Whether you are a parent or child, we all want to properly enjoy injury-free sports. Unfortunately, certain factors such as overtraining can lead to an increase in injuries. (8) For instance, everyone has seen an overbearing parent who burns their kid out at an early age. Don’t be that person. One study found that lack of sleep is associated with increased injuries in adolescents. (9) Our kids need more sleep! A meta-analysis completed in 2015 found that the prevalence of vitamin D inadequacy in athletes is prominent. (10) In addition to sleep, they also need better eating habits! Proper nutrition, sufficient sleep, adequate water, and properly warming up are the basics. Thus, they should be followed at ANY age. Even more so, it is of utmost importance to have proper bio-mechanics before, during, and after playing such sports. Conditions like pelvic un-leveling, I firmly believe, have caused many of my injuries as an adolescent. Fortunately, I learned from my mistakes. I maintain a schedule where I get checked frequently by my chiropractor that focuses on structural corrective care. Injuries can affect you as a child and often develop into chronic conditions when you are older. Have fun competing, but take the measures to ensure your health!

Works Cited

1. Harden, Seth. “Youth Sports Statistics.” Statistic Brain, 2015, www.statisticbrain.com/youth-sports-statistics/.

2. “Sports and Recreation-Related Injuries.” Centers for Disease Control and Prevention, Centers for Disease Control and Prevention, 2011,

3. Preserving the Future of Sport: From Prevention to Treatment of Youth Overuse Sports Injuries. AOSSM 2009 Annual Meeting Pre-Conference Program. Keystone, Colorado.

4. Kammerlander, C et al. “The Epidemiology of Sports-Related Injuries in Older Adults: a Central European Epidemiologic Study.” SpringerLink, link.springer.com/article/10.3275/8273.
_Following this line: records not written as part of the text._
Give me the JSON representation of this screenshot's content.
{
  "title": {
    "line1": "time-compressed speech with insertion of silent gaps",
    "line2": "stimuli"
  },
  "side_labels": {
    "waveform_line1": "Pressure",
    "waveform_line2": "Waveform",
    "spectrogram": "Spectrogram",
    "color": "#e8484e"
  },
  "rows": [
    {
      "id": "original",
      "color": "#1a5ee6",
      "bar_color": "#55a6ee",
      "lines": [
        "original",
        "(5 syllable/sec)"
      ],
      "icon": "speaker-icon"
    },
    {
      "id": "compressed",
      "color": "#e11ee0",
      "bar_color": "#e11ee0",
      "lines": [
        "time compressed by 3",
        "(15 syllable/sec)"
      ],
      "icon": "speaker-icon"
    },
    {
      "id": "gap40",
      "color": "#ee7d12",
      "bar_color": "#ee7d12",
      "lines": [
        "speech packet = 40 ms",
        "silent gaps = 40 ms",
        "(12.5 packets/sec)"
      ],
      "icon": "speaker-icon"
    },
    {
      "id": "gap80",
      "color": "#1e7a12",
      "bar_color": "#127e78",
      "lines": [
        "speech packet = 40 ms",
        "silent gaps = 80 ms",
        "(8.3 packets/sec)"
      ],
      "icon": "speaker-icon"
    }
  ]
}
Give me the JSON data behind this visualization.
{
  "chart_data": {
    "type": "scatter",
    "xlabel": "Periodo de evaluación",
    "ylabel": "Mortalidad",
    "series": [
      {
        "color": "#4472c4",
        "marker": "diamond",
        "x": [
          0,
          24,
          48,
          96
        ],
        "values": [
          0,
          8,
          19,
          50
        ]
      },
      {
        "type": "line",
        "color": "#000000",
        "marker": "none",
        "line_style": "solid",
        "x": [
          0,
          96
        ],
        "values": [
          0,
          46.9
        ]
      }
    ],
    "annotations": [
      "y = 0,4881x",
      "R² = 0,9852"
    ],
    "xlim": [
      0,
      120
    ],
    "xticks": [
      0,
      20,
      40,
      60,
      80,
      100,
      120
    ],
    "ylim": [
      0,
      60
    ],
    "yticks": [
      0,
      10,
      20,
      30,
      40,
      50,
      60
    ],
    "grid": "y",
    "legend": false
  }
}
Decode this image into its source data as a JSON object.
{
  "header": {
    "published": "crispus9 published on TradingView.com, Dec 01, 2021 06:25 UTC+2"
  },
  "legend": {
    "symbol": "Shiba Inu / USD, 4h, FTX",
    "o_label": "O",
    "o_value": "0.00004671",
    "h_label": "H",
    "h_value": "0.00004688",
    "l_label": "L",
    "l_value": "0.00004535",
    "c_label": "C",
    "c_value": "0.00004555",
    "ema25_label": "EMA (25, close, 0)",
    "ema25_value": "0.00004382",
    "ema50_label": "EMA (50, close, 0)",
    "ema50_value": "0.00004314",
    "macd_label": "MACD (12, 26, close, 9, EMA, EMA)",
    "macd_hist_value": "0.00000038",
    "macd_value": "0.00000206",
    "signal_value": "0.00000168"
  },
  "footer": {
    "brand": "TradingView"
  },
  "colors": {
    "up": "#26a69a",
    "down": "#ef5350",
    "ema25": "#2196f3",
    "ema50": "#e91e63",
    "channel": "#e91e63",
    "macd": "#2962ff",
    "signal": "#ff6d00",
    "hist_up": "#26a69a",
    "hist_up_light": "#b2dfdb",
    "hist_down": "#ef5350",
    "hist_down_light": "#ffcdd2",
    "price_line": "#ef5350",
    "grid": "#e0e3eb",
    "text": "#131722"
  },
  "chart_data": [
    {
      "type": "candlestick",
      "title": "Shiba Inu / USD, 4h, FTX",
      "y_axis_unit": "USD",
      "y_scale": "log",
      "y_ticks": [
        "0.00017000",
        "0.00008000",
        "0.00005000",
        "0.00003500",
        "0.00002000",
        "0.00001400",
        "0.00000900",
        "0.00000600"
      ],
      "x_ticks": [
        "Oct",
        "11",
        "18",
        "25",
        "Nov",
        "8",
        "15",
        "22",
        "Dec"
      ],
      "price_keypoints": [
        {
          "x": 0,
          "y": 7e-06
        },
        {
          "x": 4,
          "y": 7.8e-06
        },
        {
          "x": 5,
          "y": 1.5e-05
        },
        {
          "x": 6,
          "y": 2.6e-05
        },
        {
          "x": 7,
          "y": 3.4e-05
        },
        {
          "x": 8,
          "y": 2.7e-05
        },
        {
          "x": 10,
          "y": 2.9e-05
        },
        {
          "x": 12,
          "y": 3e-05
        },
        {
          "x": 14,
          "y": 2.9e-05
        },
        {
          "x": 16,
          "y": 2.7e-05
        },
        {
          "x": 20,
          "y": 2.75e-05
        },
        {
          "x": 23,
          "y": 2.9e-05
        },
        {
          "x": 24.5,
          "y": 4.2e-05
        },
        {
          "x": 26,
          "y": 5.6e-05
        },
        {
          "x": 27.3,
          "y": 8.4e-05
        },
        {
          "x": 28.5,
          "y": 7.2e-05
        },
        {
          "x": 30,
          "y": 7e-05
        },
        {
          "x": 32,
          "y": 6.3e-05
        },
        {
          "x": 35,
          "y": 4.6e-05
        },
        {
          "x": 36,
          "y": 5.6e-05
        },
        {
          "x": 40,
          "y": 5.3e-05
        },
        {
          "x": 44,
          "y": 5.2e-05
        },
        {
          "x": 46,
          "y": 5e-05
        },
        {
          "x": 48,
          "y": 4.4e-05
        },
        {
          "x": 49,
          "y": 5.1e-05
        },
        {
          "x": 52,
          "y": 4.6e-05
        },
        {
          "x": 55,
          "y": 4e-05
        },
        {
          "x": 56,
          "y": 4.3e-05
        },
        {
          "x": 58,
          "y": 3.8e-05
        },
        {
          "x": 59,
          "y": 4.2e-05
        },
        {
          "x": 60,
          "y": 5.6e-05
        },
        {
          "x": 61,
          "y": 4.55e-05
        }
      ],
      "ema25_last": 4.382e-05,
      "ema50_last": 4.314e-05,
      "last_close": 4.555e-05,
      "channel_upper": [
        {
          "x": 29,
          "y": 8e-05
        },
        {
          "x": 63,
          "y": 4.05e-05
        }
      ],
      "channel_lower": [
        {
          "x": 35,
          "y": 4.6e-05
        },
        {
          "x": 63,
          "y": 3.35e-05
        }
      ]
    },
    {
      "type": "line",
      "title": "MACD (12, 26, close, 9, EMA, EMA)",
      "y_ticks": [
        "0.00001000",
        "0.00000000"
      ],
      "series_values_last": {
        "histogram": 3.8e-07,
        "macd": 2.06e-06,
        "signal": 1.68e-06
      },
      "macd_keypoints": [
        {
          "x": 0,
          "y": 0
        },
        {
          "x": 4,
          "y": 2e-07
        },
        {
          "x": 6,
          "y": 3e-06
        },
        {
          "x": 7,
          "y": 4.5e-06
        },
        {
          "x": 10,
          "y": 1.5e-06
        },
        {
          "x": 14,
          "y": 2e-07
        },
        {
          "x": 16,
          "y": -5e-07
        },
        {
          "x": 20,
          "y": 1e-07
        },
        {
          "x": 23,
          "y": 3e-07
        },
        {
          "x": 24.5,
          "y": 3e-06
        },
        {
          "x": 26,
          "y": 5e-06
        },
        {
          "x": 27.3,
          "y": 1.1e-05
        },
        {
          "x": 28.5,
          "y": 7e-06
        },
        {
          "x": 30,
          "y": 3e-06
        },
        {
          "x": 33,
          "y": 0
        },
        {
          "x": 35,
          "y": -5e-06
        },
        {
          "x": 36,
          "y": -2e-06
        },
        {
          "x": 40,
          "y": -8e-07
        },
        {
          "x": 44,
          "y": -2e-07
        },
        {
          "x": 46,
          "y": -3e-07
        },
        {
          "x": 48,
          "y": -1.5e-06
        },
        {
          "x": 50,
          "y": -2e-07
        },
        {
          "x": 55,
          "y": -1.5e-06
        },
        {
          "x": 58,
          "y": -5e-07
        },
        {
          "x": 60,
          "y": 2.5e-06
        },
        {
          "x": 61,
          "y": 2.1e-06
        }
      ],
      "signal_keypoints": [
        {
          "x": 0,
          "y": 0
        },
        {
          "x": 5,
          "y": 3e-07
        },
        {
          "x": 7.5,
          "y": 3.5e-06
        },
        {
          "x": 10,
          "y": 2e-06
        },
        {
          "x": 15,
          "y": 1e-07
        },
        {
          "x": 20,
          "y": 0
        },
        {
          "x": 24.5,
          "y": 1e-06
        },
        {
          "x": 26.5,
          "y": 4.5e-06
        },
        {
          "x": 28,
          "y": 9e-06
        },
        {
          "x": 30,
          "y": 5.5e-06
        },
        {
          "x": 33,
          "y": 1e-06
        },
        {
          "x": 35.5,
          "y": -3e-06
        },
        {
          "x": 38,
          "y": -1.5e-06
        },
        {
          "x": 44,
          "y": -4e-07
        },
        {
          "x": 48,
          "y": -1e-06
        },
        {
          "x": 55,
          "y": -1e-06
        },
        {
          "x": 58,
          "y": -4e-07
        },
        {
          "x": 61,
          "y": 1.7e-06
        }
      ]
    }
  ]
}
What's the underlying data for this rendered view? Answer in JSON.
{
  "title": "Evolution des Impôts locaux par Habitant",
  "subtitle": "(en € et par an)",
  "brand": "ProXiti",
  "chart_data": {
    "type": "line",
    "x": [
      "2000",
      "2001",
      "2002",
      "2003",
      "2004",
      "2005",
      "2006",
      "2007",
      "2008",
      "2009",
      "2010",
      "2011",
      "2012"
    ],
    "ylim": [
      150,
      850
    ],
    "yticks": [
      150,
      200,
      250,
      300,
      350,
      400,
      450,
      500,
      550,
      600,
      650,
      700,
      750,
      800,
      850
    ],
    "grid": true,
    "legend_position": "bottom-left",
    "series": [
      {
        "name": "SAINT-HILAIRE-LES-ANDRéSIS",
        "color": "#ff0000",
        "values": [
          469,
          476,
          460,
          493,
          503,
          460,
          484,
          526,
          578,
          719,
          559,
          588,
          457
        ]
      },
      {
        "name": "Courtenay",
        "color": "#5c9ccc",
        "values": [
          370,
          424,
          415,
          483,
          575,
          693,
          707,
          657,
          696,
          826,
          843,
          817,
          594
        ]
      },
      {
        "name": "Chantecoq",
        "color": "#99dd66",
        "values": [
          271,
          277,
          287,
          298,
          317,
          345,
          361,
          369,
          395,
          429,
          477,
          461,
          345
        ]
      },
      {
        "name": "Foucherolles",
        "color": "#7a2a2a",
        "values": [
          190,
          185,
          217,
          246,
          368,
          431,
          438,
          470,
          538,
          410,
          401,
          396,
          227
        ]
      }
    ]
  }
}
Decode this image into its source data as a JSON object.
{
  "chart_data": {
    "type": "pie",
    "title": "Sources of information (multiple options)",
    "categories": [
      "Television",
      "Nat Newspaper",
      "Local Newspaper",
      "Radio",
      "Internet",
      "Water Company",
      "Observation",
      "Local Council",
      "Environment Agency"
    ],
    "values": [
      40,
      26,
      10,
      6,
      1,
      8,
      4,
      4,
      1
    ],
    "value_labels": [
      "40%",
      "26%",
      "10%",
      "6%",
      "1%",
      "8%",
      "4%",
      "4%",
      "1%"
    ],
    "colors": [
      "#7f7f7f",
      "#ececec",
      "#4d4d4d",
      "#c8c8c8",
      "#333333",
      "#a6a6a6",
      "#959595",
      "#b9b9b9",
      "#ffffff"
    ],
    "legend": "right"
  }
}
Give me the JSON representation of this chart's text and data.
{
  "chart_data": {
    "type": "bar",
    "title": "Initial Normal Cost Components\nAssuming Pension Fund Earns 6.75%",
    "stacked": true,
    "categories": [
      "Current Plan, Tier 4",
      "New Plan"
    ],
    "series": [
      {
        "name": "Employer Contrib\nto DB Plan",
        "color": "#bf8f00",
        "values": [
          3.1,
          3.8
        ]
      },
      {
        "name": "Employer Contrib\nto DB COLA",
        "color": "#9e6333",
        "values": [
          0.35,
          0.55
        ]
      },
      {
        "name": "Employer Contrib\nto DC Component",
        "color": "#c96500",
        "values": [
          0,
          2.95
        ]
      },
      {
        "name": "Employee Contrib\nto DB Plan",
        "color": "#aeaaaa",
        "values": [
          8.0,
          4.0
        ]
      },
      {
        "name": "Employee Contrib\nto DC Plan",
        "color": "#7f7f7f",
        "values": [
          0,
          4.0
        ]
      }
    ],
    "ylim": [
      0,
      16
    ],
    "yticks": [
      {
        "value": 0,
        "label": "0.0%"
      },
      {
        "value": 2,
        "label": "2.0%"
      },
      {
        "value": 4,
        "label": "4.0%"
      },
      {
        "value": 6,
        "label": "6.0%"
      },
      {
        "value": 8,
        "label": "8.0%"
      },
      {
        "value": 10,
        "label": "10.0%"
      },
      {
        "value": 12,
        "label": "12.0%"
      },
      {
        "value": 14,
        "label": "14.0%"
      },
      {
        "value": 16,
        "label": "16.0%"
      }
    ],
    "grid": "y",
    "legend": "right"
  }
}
5. “Facts: Sports Activity and Children.” Facts: Sports Activity and Children | Project Play, www.aspenprojectplay.org/the-facts.

6. “Mortality in the United States, 2015.” Centers for Disease Control and Prevention, Centers for Disease Control and Prevention, Aug. 2016, www.cdc.gov/nchs/products/databriefs/db267.htm.

7. “Adult Obesity Facts.” Centers for Disease Control and Prevention, Centers for Disease Control and Prevention, Jan. 2016, www.cdc.gov/obesity/data/adult.html.

8. Brenner, J. S. “Overuse Injuries, Overtraining, and Burnout in Child and Adolescent Athletes.” Pediatrics, vol. 119, no. 6, Jan. 2007, pp. 1242–1245. doi:10.1542/peds.2007-0887.

9. Milewski, Matthew D. et al. “Chronic Lack of Sleep Is Associated With Increased Sports Injuries in Adolescent Athletes.” Journal of Pediatric Orthopaedics, vol. 34, no. 2, 2014, pp. 129–133. doi:10.1097/bpo.0000000000000151.

10. Farrokhyar, Forough et al. “Prevalence of Vitamin D Inadequacy in Athletes: A Systematic-Review and Meta-Analysis.” Sports Medicine, vol. 45, no. 3, Mar. 2014, pp. 365–378. doi:10.1007/s40279-014-0267-6.